Limitations for this study included the information bias of physician self report via the survey data, as survey respondents might have under-reported or overestimated behavior. There might also have been bias depending on who the physician chose to include on the practice team as well who abstracted the data for the practice. Because not all practices had EMRs, there was potential bias in collecting data by EMR or by paper. Practices that participated in this study might have had a greater interest in quality improvement or adult immunizations than the general primary care practice. Additionally, because of the timeline of the grant, data collection was closed in late January, which had potential to limit the amount of influenza vaccinations that might have been performed by these practices through typical flu season (late March). Secular trends (public health campaigns, varying infection rates in communities over the year, vaccine availability) might also have accounted for the increase in vaccination rates as seen in these data.

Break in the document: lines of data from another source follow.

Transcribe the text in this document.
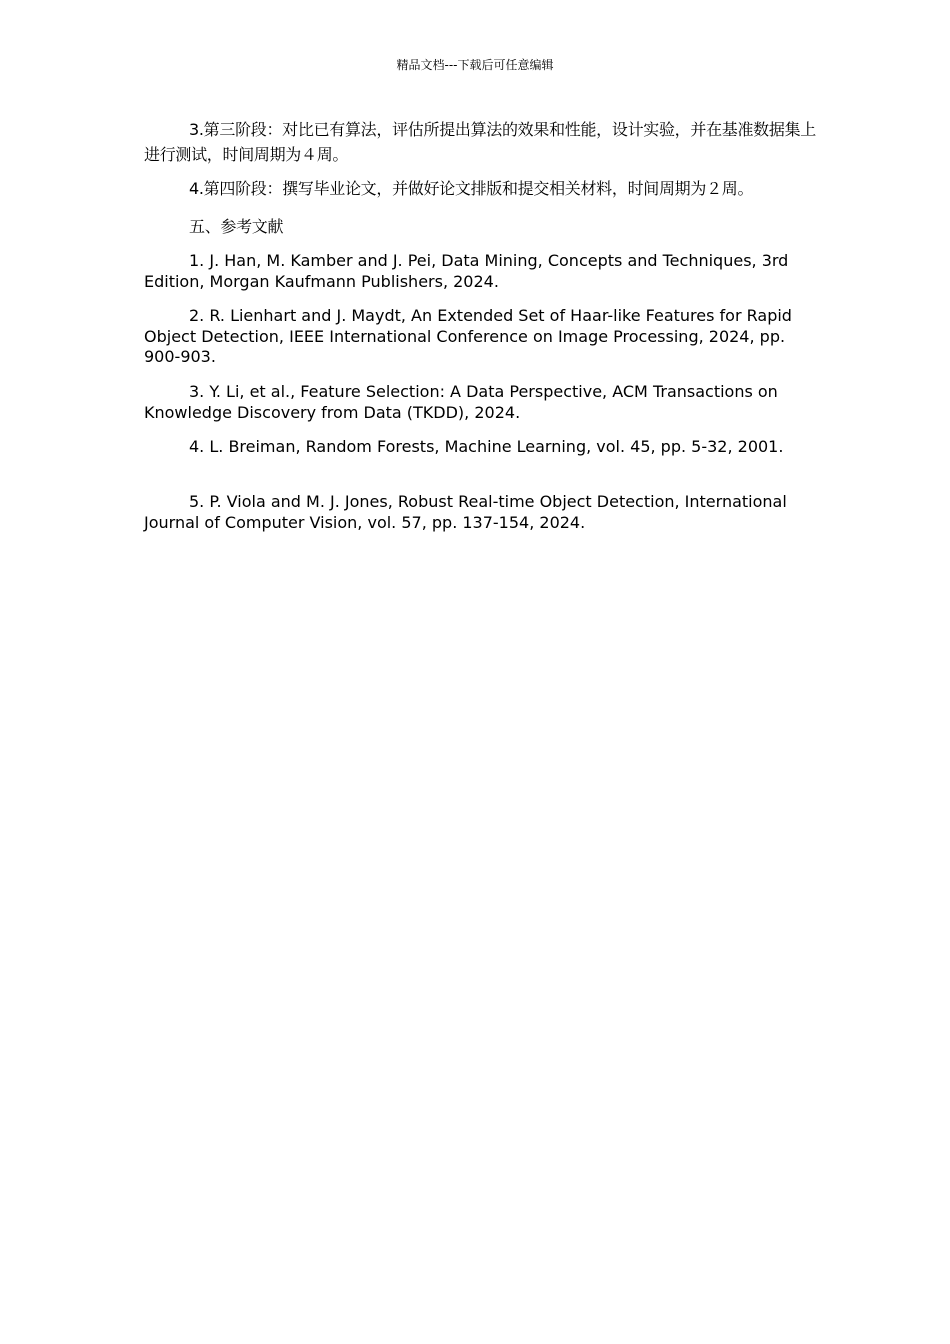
精品文档---下载后可任意编辑

3.第三阶段：对比已有算法，评估所提出算法的效果和性能，设计实验，并在基准数据集上进行测试，时间周期为４周。

4.第四阶段：撰写毕业论文，并做好论文排版和提交相关材料，时间周期为２周。

五、参考文献

1. J. Han, M. Kamber and J. Pei, Data Mining, Concepts and Techniques, 3rd Edition, Morgan Kaufmann Publishers, 2024.

2. R. Lienhart and J. Maydt, An Extended Set of Haar-like Features for Rapid Object Detection, IEEE International Conference on Image Processing, 2024, pp. 900-903.

3. Y. Li, et al., Feature Selection: A Data Perspective, ACM Transactions on Knowledge Discovery from Data (TKDD), 2024.

4. L. Breiman, Random Forests, Machine Learning, vol. 45, pp. 5-32, 2001.

5. P. Viola and M. J. Jones, Robust Real-time Object Detection, International Journal of Computer Vision, vol. 57, pp. 137-154, 2024.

Overall, the results showed that the intervention via conference call coaching and educational program had an impact on physician immunization practice patterns. All practices used a team approach, which they felt was an integral part of their success in boosting immunization practices. As the knowledge scores did not differ significantly between before and after intervention, our study showed that knowledge is necessary but not sufficient. Practice change takes a team approach, one that is invested in quality and supported to improve their practice. Because this study did not include a control group, future research may evaluate practices that use a team approach with those who do not to more concretely determine the impact of the practice team on quality improvement work. More information is needed to explain what is happening in practices that use a team that would not be happening otherwise. This information would be beneficial for small practices that may find it hard to implement the team approach.